Comprehensive overview of Ancillary tests available for CMMRD diagnosis

Germline testing of MMR genes (PMS2, MSH6, MSH2, and MLH1) is crucial for diagnosing CMMRD. The American College of Medical Genetics (ACMG) categorizes variants into five classifications : pathogenic (P), likely pathogenic (LP), variants of unknown significance (VUS), likely benign (LB), and benign (B) [37]. Only P/LP variants are considered actionable for clinical decision-making, while VUS are not actionable due to insufficient evidence, and LB/B variants are assumed not to contribute to the phenotype. However, challenges arise in cases of nondefinitive results, such as biallelic VUS or monoallelic VUS combined with a P/LP variant, as these may still impact protein function and lead to CMMRD [30,32,34]. For example, a study described a patient with homozygous MSH6 VUS who exhibited clinical and ancillary findings consistent with CMMRD, highlighting the importance of functional assays in such cases [46]. In a study of 12 CMMRD families, 67% had biallelic P/LP variants, 17% had biallelic VUS, 8% had monoallelic pathogenic variants, and 8% had no variants detected, while similar findings were observed in the C4CMMRD consortium study of brain tumor patients [4,22]. These results underscore the need for ancillary testing, such as immunohistochemistry or MSI analysis, to confirm the diagnosis when germline results are inconclusive. Germline testing, complemented by ancillary methods, is essential for accurate diagnosis and the careful interpretation of variant pathogenicity in suspected CMMRD cases. The diagnostic criteria for CMMRD are based on a combination of germline testing, ancillary testing, and clinical manifestations (Table 4) [2]. Seven criteria have been established by experts, with four providing strong evidence for a definitive diagnosis and three offering moderate evidence for a likely diagnosis, all of which warrant CMMRD surveillance.

Table 4.

the recommended CMMRD diagnostic criteria from the international consensus working group [2]

GENETIC COUNSELING OF CMMRD

Genetic counseling for CMMRD should be provided by a multidisciplinary team including a medical geneticist, pediatric oncologist, and psychologist, ensuring that both medical and psychosocial aspects of the condition are addressed [9]. Parents of a child diagnosed with CMMRD should undergo genetic testing to confirm their carrier status and identify the specific pathogenic variants involved, thus enabling accurate risk assessment and informed family planning. Cascade genetic testing should be extended to all relatives in both parental branches to identify individuals at risk and facilitate early surveillance and prevention strategies. All siblings of a CMMRD patient, irrespective of age or clinical features, should be tested because of the early-onset nature of cancers associated with CMMRD. If CMMRD is not confirmed by identifying two pathogenic MMR variants but rather through ancillary tests, siblings should likewise receive these ancillary tests to exclude CMMRD. Reproductive counseling, including discussion of prenatal and preimplantation genetic testing, is essential for parents of reproductive age and couples in which both partners carry a pathogenic variant in the same MMR gene, or where consanguinity, founder mutations, or a significant family history exist. Children of Lynch syndrome carriers who exhibit clinical features suggestive of CMMRD should undergo testing to assess their risk.

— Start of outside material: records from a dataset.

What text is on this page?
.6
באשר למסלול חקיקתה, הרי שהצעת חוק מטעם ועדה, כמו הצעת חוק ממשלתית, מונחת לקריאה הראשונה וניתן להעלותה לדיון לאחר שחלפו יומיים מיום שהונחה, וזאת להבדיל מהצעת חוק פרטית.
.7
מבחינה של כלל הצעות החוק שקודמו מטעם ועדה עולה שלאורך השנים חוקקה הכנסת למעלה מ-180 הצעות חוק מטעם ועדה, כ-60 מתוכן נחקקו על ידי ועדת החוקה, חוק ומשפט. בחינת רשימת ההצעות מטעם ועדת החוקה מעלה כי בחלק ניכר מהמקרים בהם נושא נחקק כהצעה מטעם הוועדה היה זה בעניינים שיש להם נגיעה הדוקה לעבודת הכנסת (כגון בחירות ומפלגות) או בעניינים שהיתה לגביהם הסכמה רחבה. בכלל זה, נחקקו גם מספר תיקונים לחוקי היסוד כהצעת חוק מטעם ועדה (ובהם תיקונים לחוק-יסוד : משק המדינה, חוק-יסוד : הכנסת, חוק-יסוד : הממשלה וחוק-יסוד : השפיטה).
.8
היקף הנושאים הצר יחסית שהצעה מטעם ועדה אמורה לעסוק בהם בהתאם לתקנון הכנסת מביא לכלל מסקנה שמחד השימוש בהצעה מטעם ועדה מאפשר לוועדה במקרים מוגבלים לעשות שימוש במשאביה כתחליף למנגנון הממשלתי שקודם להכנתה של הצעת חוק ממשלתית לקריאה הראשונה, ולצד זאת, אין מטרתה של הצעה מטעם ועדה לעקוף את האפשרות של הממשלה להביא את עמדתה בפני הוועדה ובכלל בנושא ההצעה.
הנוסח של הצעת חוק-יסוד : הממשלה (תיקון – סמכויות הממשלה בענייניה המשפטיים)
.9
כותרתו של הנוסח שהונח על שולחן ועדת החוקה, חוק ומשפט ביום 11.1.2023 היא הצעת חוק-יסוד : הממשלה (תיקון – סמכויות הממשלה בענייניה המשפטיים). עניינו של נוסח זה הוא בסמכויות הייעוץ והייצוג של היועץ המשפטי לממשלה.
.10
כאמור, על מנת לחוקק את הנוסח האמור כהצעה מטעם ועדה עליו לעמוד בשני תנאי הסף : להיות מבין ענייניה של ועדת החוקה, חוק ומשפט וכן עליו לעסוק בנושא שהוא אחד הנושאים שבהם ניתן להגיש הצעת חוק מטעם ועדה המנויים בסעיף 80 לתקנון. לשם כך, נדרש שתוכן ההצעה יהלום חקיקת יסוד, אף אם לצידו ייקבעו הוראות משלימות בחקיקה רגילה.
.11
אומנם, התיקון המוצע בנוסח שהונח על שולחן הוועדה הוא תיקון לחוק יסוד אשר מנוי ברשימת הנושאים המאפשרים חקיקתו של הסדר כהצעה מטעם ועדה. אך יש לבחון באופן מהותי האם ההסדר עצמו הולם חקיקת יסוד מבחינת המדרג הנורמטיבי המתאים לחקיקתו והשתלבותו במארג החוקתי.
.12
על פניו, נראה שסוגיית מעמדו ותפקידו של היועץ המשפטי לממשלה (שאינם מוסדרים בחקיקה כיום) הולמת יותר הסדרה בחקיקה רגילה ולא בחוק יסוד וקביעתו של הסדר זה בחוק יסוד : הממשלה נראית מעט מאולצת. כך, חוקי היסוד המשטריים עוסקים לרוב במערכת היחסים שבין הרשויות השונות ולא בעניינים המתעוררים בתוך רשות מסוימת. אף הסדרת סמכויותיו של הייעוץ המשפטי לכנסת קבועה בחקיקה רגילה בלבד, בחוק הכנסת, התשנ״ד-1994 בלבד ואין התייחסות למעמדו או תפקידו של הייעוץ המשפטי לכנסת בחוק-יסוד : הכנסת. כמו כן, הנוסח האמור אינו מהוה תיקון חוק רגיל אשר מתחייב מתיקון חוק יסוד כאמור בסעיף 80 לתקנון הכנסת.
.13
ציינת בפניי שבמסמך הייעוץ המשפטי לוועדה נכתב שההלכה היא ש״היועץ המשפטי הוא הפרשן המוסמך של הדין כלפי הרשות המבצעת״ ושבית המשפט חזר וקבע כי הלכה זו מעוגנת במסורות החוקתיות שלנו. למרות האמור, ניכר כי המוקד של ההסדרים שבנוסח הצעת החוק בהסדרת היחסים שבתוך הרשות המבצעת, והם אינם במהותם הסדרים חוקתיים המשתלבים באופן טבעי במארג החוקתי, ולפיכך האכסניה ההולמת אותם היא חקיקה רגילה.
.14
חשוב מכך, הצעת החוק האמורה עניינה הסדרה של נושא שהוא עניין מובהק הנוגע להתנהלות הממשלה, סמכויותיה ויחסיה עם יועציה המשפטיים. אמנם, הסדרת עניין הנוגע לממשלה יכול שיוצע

Recent large-scale analyses of patients with CMMRD have revealed genotype-phenotype associations [16]. MLH1 and MSH2 mutations, most of which are homozygous missense mutations, are associated with more aggressive phenotypes, including early onset, higher penetrance, and poorer overall outcomes. Conversely, PMS2 variants, generally associated with a milder phenotype, exhibited heterogeneity; frameshift or truncating variants are associated with earlier cancer onset, and worse survival than missense variants. Notably, even within the same gene mutation, variant type (truncating vs. missense) significantly impacts cancer onset and prognosis. Current guidelines do not offer tailored recommendations due to limited evidence on genotype-specific differences in screening and treatment. However, while surveillance and immunotherapy improve survival across all genotypes, their efficacy varies by affected genes and variants, emphasizing the need for personalized surveillance strategies based on both the specific MMR gene and variant type.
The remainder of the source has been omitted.